During his early White Spot days, Nat had an equipment salesman who would visit and sell him various restaurant equipment and sundries. The fellow was Ray Kroc who later bought the single California restaurant, McDonald's from two brothers and then in 1955, began to build it into what eventually became the largest fast food restaurant franchise in the world. Nat and Ray would meet up at various restaurant related conventions and they did remain personal friends until Nat's passing in 1978.

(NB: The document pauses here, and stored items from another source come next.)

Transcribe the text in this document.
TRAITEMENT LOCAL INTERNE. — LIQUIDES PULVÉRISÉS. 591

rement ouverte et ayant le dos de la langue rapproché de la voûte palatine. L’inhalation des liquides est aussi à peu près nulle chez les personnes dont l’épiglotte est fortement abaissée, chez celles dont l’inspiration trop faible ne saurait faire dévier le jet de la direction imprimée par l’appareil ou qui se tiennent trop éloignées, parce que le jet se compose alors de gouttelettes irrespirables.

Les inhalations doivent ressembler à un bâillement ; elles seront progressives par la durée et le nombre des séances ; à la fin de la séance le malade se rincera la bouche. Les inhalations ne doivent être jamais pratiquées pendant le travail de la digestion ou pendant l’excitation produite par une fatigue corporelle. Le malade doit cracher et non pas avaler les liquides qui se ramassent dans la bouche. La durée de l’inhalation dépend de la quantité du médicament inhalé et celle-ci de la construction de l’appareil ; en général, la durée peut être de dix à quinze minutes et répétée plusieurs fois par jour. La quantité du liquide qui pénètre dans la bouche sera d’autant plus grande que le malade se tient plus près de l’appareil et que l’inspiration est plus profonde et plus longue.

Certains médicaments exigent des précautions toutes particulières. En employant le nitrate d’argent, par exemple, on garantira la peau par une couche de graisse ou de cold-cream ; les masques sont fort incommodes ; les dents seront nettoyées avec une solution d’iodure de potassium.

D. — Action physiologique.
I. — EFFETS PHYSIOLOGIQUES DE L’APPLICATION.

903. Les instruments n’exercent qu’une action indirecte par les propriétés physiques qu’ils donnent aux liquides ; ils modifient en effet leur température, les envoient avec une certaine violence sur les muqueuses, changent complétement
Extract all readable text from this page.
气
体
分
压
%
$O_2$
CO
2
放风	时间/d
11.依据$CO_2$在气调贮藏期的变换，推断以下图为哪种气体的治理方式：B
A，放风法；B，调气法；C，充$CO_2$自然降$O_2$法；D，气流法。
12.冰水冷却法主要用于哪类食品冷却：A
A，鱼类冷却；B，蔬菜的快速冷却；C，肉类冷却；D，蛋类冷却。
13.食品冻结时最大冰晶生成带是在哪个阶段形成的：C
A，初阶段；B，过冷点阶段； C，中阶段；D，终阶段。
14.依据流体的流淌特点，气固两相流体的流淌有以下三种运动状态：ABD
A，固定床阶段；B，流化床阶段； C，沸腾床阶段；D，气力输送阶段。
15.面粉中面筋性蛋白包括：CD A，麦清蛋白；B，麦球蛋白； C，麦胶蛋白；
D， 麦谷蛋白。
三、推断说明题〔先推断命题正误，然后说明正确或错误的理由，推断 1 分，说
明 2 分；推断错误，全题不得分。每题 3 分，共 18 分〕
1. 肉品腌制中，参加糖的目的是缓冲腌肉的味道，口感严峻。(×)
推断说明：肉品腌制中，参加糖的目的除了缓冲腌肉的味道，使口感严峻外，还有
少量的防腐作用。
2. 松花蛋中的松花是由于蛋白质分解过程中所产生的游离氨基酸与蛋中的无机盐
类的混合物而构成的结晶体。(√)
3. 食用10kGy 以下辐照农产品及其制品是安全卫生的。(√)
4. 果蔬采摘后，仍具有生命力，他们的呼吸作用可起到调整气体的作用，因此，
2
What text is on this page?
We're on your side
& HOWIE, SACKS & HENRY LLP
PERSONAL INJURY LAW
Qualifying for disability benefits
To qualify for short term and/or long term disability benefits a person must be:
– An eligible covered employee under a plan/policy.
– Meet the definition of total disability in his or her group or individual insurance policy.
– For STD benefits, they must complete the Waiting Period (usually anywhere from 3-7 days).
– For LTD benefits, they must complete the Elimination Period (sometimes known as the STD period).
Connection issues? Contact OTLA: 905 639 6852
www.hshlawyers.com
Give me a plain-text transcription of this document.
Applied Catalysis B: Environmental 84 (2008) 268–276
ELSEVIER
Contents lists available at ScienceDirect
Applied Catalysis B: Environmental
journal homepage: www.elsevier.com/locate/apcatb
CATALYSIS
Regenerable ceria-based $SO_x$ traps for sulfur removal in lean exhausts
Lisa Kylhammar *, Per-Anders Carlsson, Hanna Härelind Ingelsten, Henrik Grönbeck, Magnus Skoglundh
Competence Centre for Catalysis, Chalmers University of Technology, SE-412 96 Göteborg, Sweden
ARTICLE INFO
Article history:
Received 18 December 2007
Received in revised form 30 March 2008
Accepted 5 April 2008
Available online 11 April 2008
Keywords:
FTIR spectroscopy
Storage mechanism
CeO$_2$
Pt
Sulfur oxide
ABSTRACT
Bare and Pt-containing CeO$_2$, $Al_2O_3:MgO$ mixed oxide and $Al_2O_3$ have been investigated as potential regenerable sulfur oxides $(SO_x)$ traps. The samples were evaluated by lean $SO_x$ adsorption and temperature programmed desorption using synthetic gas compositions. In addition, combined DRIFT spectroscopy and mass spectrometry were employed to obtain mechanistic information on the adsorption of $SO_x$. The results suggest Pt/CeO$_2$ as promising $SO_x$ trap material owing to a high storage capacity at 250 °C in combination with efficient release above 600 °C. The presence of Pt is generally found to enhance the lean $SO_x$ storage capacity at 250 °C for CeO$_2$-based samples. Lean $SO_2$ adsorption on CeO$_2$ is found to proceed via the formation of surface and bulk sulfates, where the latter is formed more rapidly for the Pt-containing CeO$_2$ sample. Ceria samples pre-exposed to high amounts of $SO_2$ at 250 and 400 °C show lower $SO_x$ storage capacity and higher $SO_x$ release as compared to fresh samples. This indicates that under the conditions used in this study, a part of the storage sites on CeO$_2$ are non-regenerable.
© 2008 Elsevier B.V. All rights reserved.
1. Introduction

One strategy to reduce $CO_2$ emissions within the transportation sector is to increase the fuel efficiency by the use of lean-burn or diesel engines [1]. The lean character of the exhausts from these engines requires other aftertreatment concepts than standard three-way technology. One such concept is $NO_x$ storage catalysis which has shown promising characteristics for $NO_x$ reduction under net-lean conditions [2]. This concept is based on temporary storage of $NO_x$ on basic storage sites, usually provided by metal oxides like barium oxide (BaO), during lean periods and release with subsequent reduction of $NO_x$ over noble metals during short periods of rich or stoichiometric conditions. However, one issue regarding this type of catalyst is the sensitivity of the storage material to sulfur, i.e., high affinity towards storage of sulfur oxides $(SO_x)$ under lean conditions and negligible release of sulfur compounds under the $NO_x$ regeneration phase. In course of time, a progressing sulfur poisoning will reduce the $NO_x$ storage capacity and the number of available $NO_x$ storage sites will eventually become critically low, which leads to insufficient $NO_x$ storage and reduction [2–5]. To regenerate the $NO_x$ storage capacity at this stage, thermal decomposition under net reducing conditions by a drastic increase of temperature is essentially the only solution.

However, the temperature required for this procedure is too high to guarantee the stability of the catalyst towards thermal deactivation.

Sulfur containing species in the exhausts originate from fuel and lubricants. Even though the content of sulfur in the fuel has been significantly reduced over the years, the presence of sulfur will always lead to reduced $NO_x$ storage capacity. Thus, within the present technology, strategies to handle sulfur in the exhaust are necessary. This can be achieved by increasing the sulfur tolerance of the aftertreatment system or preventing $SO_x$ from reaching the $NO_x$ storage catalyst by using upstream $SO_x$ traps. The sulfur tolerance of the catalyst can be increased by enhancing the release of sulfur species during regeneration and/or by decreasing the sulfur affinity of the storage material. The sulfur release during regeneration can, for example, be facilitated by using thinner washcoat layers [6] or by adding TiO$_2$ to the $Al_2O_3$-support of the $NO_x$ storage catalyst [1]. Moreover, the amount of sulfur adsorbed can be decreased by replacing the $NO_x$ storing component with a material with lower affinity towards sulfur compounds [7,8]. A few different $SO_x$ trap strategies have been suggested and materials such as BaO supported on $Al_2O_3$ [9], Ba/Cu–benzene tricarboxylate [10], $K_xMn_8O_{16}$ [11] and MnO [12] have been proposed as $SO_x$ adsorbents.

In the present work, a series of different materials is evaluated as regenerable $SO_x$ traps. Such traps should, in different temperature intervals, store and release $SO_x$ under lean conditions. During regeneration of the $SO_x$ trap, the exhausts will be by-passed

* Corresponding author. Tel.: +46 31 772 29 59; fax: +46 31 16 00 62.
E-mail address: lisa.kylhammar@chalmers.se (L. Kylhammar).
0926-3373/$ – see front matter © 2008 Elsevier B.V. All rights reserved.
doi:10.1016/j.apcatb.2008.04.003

In the 1960s, Nat built the Villa Hotel on Dominion St. and he paid CDN $1,000,000 for it. The cancelled check was framed and hung in his office until his passing. He said it was the largest check he ever signed. Nat was a humble and frugal person. He would say that when he flew somewhere that he sat in the economy section because he didn't feel that his rear was so fat that he needed a larger seat, and that he got to his destination at the same time as everyone else.

For many years, Nat lived in a beautiful "modern ranch" styled house located on the south east corner of Cambie St. and W 33rd Ave. It was near the entrance to Queen Elizabeth Park and within walking distance to the Nat Bailey ballpark stadium.

Bailey was a Freemason, and supporter of the Marpole Rotary Club, as well as the Chamber of Commerce.

Sports involvement[edit]

Bailey was also a supporter of little league baseball in the city of Vancouver and was a part owner of the Vancouver Mounties professional team. His love of the game was commemorated with the renaming of Capilano Stadium to Nat Bailey Stadium after his death in 1978. The reasons for his death are unknown. Nat Bailey Stadium is currently the home of the Vancouver Canadians, a short season Single-A affiliate of the Toronto Blue Jays.